If the name Nedohin sounds familiar in curling, it's because husband David won four Canadian championship throwing fourth stones for Randy Ferbey's team. The couple have two daughters and live in Sherwood Park.
Alberta teams were Canada's representative in women's curling at the 2006 and 2010 Olympic Games, but Nedohin's national women's title was the province's first since 1998.
Nedohin was on that team playing third for Cathy Borst. They won bronze at the world championship that year.
Nedohin's rink opened this year's Tournament of Hearts 2-3, but won five of their last six to secure the fourth and final playoff berth.
Their support in the Enmax Centrium became more vocal as they gained momentum.
Nedohin fed off that energy, but drama also dogged the team. A stopwatch flying off Mair's broom onto the ice in a pivotal sixth end Sunday was one in a series of incidents. Mair had to stop sweeping to brush the watch away.
Alberta squeaked into the championship game by beating four-time champion Jennifer Jones 6-5 in an extra end in Saturday's semifinal. The measurement needed to declare the winner created the most tense moment of the tournament.
"Every time someone wins an event like this or goes onto the worlds, you look back at those games that were by the skin of your teeth and last night was one of them," said Nedohin's husband David. "It's an amazing field and for them to come out of it, I'm flabbergasted."

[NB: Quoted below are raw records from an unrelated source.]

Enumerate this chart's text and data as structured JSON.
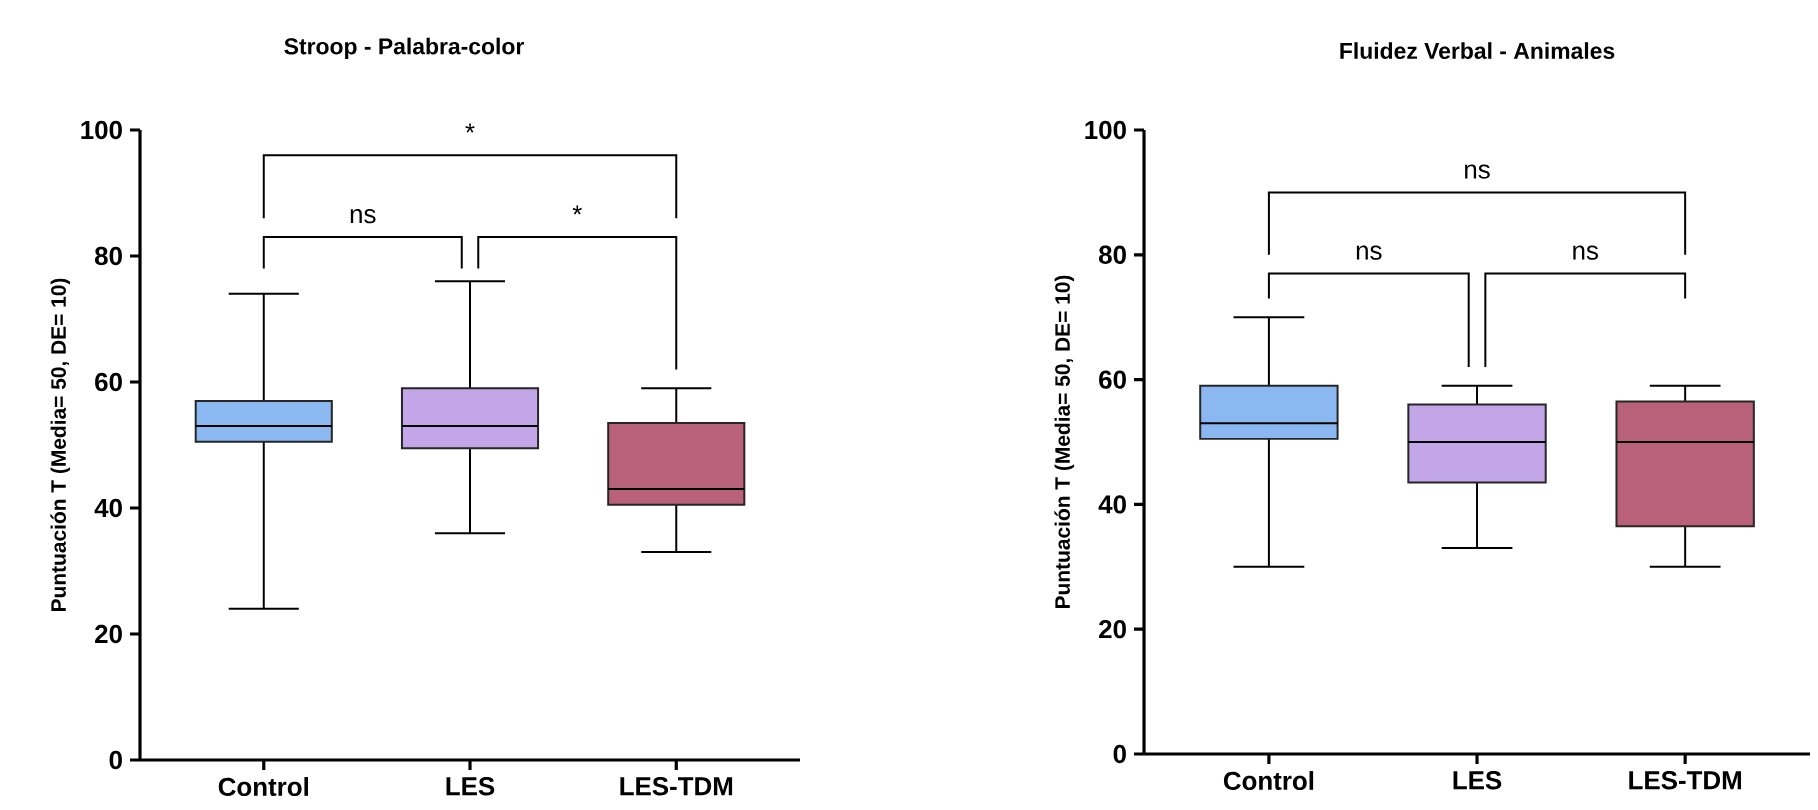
{
  "chart_data": [
    {
      "type": "box",
      "title": "Stroop - Palabra-color",
      "ylabel": "Puntuación T (Media= 50, DE= 10)",
      "categories": [
        "Control",
        "LES",
        "LES-TDM"
      ],
      "colors": [
        "#8cb8f2",
        "#c3a6e8",
        "#b9607a"
      ],
      "boxes": [
        {
          "low": 24,
          "q1": 50.5,
          "median": 53,
          "q3": 57,
          "high": 74
        },
        {
          "low": 36,
          "q1": 49.5,
          "median": 53,
          "q3": 59,
          "high": 76
        },
        {
          "low": 33,
          "q1": 40.5,
          "median": 43,
          "q3": 53.5,
          "high": 59
        }
      ],
      "ylim": [
        0,
        100
      ],
      "yticks": [
        0,
        20,
        40,
        60,
        80,
        100
      ],
      "annotations": [
        "*",
        "ns",
        "*"
      ]
    },
    {
      "type": "box",
      "title": "Fluidez Verbal - Animales",
      "ylabel": "Puntuación T (Media= 50, DE= 10)",
      "categories": [
        "Control",
        "LES",
        "LES-TDM"
      ],
      "colors": [
        "#8cb8f2",
        "#c3a6e8",
        "#b9607a"
      ],
      "boxes": [
        {
          "low": 30,
          "q1": 50.5,
          "median": 53,
          "q3": 59,
          "high": 70
        },
        {
          "low": 33,
          "q1": 43.5,
          "median": 50,
          "q3": 56,
          "high": 59
        },
        {
          "low": 30,
          "q1": 36.5,
          "median": 50,
          "q3": 56.5,
          "high": 59
        }
      ],
      "ylim": [
        0,
        100
      ],
      "yticks": [
        0,
        20,
        40,
        60,
        80,
        100
      ],
      "annotations": [
        "ns",
        "ns",
        "ns"
      ]
    }
  ]
}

In a playoff game against Quebec earlier Saturday, Peters used her broom and body to muscle a falling Mair away from Nedohin's last shot of the game to keep the second from burning it.
Nedohin's done some of her best curling in her home province. She won the Canadian junior championship in 1996 in Edmonton and the world junior title the same year in Red Deer.
Nedohin's teammates ranked near the top of their positions in shooting percentage throughout the tournament.
The skip often remarked during the week she needed to elevate her game to match that of her teammates.
After curling 78 per cent in the preliminary round, Nedohin rated 87 and 90 per cent in the playoff game against Quebec and in the semifinal respectively. Nedohin was 83 per cent accurate in Sunday's final in front of an appreciative 5,900.
Her team will return to the 2013 Scotties Tournament of Hearts in Kingston, Ont., wearing the Maple Leaf.
The prize purse for winning a national championship is substantial and opens doors for first-time winners.
Nedohin's team is also eligible for $144,000 of Sport Canada funding over a two-year period, as well as $40,000 from Own The Podium to cover training and competition costs.
They'll also get paid $10,000 to wear the crest of Scotties sponsor Kruger at the world championship.
"As a stay-at-home mom, I think I'm quite happy about that," Nedohin said. "As a woman in sports, I'm ecstatic. You know what? Holy sugarballs, I didn't know that."
They've also gained a berth in the $140,000 Canada Cup of Curling later this year and the international Continental Cup of Curling in 2013.
Manitoba's Jones won the bronze medal with an 8-6 win over Quebec.
B.C and Alberta earned $15,500 as finalists. Manitoba took home $12,000 for third place and Quebec $7,000 for fourth.
Alberta scored a pivotal three points in the sixth end against Scott on Sunday to take a 6-3 lead. Iskiw far outcurled B.C. counterpart Sasha Carter to take pressure off Nedohin.
Too many times, Scott was scrambling to defend or drawing for one against multiple Alberta stones.
"We've very disappointed in how we came to play today," said Scott, a Canadian champion in 2006 and 2007.
"We were heavy on way too many draws and they way outcurled us that game. We came in saying let the best team win and that was them today for sure."
Jones has the only team so far with one of eight berths to the Olympic trials Dec. 1-8, 2013, in Winnipeg. Jones wants to continue curling with third Kaitlyn Lawes, second Jill Officer and lead Dawn Askin.
"I haven't asked then, but in my mind, there's no doubt," Jones said. "I think they're terrific teammates, terrific human beings and amazing players. The plan is to play to the trials. I'm assuming they are, but I can't speak for them."
Attendance for the tournament was 94,997, ranking it fifth in the 31 years of the tournament.